Two high-definition signals from Murrayfield, shot with twin-lensed cameras, were cunningly uplinked, downcoded and projected on to a screen at the Riverside Studios in Hammersmith, West London. There, our hosts had put in place the technical resources essential to the three-dimensional rugby-watching experience - beefburgers and a limitless supply of lager in plastic cups. Oh, and those 3D glasses, of course, making the audience look as though it had gathered to witness a nuclear testing.

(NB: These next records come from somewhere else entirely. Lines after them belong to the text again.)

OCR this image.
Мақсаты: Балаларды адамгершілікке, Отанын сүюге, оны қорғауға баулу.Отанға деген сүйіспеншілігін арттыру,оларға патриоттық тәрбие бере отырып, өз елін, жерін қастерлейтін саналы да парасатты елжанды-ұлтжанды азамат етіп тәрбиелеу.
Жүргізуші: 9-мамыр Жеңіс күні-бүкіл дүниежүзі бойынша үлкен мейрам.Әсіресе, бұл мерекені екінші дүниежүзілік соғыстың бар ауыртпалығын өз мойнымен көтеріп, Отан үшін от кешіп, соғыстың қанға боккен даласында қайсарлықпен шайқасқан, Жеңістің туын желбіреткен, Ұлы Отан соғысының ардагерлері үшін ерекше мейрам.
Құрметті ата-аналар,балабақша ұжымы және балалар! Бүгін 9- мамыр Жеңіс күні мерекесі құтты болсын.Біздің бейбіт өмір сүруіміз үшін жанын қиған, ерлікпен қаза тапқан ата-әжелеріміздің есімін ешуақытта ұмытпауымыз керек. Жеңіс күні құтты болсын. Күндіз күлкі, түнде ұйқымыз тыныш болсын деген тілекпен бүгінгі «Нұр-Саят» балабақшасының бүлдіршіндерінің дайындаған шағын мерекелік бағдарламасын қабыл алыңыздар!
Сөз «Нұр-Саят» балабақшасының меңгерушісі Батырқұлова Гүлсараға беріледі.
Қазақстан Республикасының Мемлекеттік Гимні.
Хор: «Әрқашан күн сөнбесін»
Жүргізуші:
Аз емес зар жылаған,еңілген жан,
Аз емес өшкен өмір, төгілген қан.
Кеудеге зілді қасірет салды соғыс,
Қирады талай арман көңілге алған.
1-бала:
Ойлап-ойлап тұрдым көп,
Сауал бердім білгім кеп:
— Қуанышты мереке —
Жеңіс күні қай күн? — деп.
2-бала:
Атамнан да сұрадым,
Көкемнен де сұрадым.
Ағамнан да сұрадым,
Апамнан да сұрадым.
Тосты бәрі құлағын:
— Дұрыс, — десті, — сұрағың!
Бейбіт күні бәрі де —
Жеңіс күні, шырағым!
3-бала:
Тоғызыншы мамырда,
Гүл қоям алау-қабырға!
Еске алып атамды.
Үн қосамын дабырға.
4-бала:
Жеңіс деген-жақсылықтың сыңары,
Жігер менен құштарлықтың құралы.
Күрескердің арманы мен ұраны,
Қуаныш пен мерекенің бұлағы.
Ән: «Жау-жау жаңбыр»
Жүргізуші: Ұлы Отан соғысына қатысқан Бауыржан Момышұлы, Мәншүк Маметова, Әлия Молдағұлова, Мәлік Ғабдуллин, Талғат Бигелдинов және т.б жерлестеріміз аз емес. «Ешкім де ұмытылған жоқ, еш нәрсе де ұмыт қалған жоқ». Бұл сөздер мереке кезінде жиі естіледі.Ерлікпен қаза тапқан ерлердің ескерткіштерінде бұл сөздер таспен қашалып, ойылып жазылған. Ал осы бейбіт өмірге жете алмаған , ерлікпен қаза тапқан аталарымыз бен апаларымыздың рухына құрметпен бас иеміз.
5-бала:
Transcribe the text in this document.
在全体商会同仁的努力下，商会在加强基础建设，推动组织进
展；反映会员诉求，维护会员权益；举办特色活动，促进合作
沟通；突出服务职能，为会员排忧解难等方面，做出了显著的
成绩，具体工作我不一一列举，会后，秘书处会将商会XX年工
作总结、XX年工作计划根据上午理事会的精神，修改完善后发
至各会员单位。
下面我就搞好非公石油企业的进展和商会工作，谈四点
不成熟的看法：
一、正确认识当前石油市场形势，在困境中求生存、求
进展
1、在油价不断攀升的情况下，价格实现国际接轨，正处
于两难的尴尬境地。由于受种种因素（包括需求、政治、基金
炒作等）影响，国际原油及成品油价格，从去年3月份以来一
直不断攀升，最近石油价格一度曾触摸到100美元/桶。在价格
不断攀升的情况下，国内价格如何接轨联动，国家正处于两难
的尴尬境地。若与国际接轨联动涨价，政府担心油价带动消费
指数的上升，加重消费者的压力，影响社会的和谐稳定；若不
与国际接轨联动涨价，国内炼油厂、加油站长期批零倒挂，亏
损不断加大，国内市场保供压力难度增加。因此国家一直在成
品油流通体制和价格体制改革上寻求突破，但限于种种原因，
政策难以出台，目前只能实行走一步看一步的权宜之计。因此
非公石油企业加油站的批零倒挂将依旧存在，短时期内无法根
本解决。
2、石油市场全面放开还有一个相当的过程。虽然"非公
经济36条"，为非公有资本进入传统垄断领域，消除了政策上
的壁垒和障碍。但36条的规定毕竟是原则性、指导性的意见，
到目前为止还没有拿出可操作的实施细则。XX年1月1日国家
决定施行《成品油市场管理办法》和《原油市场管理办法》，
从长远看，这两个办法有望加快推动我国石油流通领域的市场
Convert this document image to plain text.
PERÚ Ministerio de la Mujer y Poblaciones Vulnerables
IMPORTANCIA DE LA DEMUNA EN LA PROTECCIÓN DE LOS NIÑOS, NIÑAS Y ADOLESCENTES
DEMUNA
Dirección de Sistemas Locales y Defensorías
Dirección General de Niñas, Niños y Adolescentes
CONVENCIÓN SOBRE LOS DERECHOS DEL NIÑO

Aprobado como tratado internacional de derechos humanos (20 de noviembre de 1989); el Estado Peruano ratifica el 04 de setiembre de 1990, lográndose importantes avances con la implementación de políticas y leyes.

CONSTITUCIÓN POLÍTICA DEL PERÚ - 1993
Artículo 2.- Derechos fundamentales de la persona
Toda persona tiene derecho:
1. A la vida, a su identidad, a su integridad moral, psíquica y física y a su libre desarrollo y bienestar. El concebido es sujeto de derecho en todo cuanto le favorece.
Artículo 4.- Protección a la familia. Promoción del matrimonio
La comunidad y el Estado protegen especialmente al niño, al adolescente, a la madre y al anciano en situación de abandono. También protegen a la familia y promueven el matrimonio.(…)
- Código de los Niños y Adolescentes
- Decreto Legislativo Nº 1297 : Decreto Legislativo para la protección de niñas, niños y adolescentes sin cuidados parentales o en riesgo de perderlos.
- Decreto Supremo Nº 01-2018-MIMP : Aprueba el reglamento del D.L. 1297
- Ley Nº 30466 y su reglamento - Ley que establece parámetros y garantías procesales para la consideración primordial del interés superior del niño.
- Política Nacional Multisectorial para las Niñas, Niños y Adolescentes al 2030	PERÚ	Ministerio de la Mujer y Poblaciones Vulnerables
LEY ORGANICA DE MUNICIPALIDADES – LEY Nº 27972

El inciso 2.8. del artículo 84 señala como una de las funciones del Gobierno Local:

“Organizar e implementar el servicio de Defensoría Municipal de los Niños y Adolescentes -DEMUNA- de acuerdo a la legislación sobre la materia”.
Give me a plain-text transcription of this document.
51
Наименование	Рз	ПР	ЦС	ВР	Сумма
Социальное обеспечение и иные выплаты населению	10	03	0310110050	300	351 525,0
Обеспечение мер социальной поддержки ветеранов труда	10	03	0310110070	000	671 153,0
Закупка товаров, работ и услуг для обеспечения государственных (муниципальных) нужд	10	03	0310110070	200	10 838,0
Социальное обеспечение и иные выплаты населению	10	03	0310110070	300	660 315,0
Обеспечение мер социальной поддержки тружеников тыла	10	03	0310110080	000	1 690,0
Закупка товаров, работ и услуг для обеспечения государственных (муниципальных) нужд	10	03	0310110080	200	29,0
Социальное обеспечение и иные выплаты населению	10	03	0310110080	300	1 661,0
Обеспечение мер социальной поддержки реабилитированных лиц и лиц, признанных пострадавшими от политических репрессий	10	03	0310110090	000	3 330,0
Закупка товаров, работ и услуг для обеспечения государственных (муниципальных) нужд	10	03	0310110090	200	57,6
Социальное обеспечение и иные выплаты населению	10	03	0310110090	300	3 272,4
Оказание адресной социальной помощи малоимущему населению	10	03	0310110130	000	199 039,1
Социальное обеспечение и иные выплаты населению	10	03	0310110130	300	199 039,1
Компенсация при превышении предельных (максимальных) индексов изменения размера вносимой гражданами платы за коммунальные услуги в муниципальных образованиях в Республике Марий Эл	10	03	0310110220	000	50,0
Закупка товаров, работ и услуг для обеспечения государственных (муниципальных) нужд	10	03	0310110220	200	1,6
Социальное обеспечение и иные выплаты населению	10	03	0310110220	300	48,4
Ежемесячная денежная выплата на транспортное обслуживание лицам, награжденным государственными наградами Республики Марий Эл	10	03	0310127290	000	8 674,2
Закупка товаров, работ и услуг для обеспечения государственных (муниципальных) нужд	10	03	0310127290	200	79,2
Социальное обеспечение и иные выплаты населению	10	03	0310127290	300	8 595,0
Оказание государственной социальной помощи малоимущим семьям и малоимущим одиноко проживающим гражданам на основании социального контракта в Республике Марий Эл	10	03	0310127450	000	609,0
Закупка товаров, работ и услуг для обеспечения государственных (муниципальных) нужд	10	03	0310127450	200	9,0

With luck, this technology would bring us the sights, the sounds, the smells of international rugby. Inevitably, expectation was high. You imagined Jonny Wilkinson tossing away his ball tee in Edinburgh and a forest of hands in Hammersmith reaching to catch it. You imagined Simon Shaw looming out of the screen and an entire audience recoiling as one in reflexive horror - but in a good way.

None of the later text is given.